There were 24 (9.2%) patients that underwent SLNB only in the present study. Although a small number of LNs was examined, treatment outcomes were not inferior in those patients (data not shown). The feasibility of SLNB after NAC has been widely discussed, though it is not recommended according to the current guidelines (Lyman et al, 2005; Fontein et al, 2013). The American College of Surgeons Oncology Group Z0011 trial showed similar treatment outcomes between SLNB and ALND in patients with SLN metastasis who underwent BCS and tangential whole breast irradiation (Giuliano et al, 2011). The trial did not include patients receiving NAC, and the authors noted that ALND remains a standard practice in patients with positive SLNs after NAC. Thus, future studies with negative SLNs after NAC followed by BCS and whole breast irradiation need to be conducted in order to optimise locoregional treatment strategies.

This retrospective study has several limitations. Because the data were collected from multiple institutions, chemotherapeutic regimen was heterogeneous and the decision for ENI was not based on clear guidelines. In addition, cytologic confirmation of regional LN involvement at diagnosis was performed in limited number (50 of 251) of patients. Although several imaging studies such as US, MRI, and PET were used for clinical diagnosis, potential inaccuracy in axillary staging could not be excluded. Furthermore, the numbers of patients and events do not seem to be enough to derive a definitive interpretation, including subgroup analysis.

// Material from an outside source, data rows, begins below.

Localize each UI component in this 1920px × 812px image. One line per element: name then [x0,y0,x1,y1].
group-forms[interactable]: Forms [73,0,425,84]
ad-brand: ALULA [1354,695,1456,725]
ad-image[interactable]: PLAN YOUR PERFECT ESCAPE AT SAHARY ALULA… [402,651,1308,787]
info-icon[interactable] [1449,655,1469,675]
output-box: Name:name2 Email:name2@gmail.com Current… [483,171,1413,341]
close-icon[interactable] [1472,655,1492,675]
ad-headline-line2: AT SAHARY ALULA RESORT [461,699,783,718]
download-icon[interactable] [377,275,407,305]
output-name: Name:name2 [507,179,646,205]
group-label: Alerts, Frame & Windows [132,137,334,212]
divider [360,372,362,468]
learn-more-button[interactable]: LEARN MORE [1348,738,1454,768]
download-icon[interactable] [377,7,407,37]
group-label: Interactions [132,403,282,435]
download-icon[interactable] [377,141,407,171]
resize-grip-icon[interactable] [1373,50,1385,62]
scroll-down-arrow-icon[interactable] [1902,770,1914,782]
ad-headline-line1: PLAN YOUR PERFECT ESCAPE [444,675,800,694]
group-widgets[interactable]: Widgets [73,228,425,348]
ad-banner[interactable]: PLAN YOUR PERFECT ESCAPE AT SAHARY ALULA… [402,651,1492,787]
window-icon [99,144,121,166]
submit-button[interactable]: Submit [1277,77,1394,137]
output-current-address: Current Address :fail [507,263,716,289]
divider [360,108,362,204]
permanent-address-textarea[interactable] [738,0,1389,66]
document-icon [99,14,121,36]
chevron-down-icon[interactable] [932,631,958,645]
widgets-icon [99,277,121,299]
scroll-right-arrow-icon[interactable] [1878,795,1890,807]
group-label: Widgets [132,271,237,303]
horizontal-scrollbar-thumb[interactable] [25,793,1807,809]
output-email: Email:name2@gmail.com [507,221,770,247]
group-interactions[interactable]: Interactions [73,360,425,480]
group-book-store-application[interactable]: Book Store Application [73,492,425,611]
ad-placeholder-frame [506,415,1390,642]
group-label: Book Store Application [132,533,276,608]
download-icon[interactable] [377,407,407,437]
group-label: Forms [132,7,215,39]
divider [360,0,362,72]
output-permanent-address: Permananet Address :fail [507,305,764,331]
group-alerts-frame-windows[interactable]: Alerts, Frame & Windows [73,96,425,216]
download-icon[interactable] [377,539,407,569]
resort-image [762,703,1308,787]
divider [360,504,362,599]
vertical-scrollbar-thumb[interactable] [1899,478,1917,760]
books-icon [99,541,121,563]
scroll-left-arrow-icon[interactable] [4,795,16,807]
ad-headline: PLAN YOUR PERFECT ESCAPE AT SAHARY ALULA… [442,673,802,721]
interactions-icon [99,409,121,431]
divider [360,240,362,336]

In conclusion, whole breast irradiation without ENI may be a sufficient and feasible local treatment in patients with ypN0 breast cancer after NAC followed by BCS. Pathologic CR of the primary tumour and the number of LNs sampled were significant prognostic factors affecting DFS. To overcome the potential limitations of this retrospective analysis and to confirm the feasibility of omitting ENI in ypN0 patients after NAC for breast cancer, prospective randomised trials are warranted.